The Tory Government’s failure to spell out what Brexit really means is deeply damaging for our economy, jobs and global reputation. British industry is crying out for direction and for certainty about what lies ahead. Manufacturers and small businesses who rely on trade with Europe want to know whether Britain’s membership of the single market will be preserved. EU citizens living in Britain and all the UK nationals living in Europe want to know whether their right to free movement will be secured. But instead we have endless dithering from Theresa May and bitter divisions between the leading Brexiteers.

Meanwhile the Labour party appears to have thrown in the towel on Europe. This week, Labour chose not to even debate Brexit at their conference, while John McDonnell appeared to confirm he will not fight for Britain’s membership of the single market. And the re-election of Jeremy Corbyn, who hardly lifted a finger to keep us in Europe during the referendum, confirms the party is not set to change course any time soon.

That is not good enough. It’s clear a hard Brexit would hit the most deprived parts of Britain the hardest, decimating manufacturing in sectors like the car industry on which so many skilled jobs rely.
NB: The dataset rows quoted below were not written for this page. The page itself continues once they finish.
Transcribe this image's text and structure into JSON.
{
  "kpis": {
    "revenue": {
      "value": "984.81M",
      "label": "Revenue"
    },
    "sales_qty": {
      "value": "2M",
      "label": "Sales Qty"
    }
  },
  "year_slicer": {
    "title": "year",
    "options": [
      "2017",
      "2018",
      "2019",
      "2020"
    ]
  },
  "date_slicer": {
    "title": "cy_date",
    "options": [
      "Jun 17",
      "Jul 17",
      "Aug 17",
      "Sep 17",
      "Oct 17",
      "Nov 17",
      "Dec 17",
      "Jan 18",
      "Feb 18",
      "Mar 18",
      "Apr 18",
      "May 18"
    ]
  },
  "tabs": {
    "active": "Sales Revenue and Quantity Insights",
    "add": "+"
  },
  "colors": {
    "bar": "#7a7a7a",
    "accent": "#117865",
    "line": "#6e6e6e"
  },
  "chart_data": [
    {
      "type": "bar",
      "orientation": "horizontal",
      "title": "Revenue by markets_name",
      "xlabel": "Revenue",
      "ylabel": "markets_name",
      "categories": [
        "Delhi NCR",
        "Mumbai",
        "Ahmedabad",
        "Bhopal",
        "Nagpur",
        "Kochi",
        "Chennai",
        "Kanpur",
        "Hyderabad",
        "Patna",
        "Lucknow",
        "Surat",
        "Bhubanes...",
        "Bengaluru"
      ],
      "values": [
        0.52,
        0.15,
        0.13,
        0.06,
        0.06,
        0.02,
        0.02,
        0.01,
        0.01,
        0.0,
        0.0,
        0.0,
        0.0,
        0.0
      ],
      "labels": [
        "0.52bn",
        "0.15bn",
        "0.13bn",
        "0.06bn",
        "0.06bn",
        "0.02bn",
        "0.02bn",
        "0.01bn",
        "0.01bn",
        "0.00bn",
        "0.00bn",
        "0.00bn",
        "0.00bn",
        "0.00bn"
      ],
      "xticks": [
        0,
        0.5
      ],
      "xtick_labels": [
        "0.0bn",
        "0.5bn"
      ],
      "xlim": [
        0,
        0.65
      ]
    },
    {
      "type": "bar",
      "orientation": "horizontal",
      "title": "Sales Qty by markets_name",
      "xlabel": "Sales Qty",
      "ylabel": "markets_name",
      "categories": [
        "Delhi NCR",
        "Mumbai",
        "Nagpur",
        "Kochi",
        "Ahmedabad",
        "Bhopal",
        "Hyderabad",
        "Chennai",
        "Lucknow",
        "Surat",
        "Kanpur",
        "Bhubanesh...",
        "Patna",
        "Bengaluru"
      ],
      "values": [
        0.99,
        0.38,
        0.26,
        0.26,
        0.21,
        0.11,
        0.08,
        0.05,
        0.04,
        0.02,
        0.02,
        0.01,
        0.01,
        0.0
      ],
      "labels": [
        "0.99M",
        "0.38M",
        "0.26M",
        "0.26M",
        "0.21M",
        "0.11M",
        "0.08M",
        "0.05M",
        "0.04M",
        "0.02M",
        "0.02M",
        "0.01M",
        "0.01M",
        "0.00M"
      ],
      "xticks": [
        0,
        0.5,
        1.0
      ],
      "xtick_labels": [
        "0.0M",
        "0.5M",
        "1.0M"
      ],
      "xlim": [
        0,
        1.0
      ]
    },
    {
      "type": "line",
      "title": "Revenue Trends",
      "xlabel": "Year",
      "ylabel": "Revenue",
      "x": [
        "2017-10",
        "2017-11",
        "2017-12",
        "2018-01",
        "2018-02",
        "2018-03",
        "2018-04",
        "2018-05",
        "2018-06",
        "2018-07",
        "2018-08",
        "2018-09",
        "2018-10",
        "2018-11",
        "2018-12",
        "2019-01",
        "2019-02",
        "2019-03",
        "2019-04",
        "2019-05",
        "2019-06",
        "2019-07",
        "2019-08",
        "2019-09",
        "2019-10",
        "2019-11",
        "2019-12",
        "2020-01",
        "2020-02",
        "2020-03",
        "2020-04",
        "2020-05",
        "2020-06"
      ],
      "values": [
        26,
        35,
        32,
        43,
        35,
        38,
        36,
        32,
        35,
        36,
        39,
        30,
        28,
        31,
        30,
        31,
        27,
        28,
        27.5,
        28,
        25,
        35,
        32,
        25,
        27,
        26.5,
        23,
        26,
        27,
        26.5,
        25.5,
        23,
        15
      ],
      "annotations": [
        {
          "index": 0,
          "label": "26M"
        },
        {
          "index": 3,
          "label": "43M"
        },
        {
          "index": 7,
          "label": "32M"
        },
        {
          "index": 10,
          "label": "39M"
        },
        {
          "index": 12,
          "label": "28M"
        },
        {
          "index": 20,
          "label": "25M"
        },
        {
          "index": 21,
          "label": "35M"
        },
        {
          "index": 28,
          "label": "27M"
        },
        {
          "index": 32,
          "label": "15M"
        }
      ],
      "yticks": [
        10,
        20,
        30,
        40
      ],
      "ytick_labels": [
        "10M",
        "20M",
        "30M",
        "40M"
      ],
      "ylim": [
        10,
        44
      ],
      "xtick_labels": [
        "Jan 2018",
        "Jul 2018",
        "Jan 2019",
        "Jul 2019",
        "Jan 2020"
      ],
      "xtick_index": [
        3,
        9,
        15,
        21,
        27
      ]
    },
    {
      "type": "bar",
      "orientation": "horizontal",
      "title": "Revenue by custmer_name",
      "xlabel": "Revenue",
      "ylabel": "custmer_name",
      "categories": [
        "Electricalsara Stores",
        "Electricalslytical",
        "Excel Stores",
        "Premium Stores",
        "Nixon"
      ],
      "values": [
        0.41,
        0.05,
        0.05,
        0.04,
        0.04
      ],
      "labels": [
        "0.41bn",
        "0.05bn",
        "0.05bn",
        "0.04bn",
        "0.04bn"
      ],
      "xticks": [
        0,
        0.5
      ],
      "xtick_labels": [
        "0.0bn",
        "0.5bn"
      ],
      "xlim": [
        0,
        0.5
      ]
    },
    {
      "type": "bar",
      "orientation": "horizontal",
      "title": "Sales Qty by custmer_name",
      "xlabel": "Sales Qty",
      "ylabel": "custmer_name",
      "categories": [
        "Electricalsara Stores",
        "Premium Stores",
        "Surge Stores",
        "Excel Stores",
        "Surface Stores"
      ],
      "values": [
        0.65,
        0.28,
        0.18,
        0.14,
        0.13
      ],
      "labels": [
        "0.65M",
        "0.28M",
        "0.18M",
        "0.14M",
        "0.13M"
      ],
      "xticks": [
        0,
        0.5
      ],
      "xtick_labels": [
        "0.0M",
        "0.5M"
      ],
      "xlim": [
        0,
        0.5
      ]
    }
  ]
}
The approach of the diehard eurosceptics would mean years of damaging uncertainty and barriers to trade with our biggest trading partners. While the likes of Liam Fox and boris Johnson would be busy travelling the world cobbling together trade deals from scratch, it would be communities back home who pay the price.

We are running out of time to stop a hard Brexit. Britain needs a strong, united opposition to this Tory Brexit Government, one that will fight for our membership of the single market and the jobs that depend on it. If Labour doesn’t fill this gap, the Liberal Democrats will.

Tim Farron is leader of the Liberal Democrats.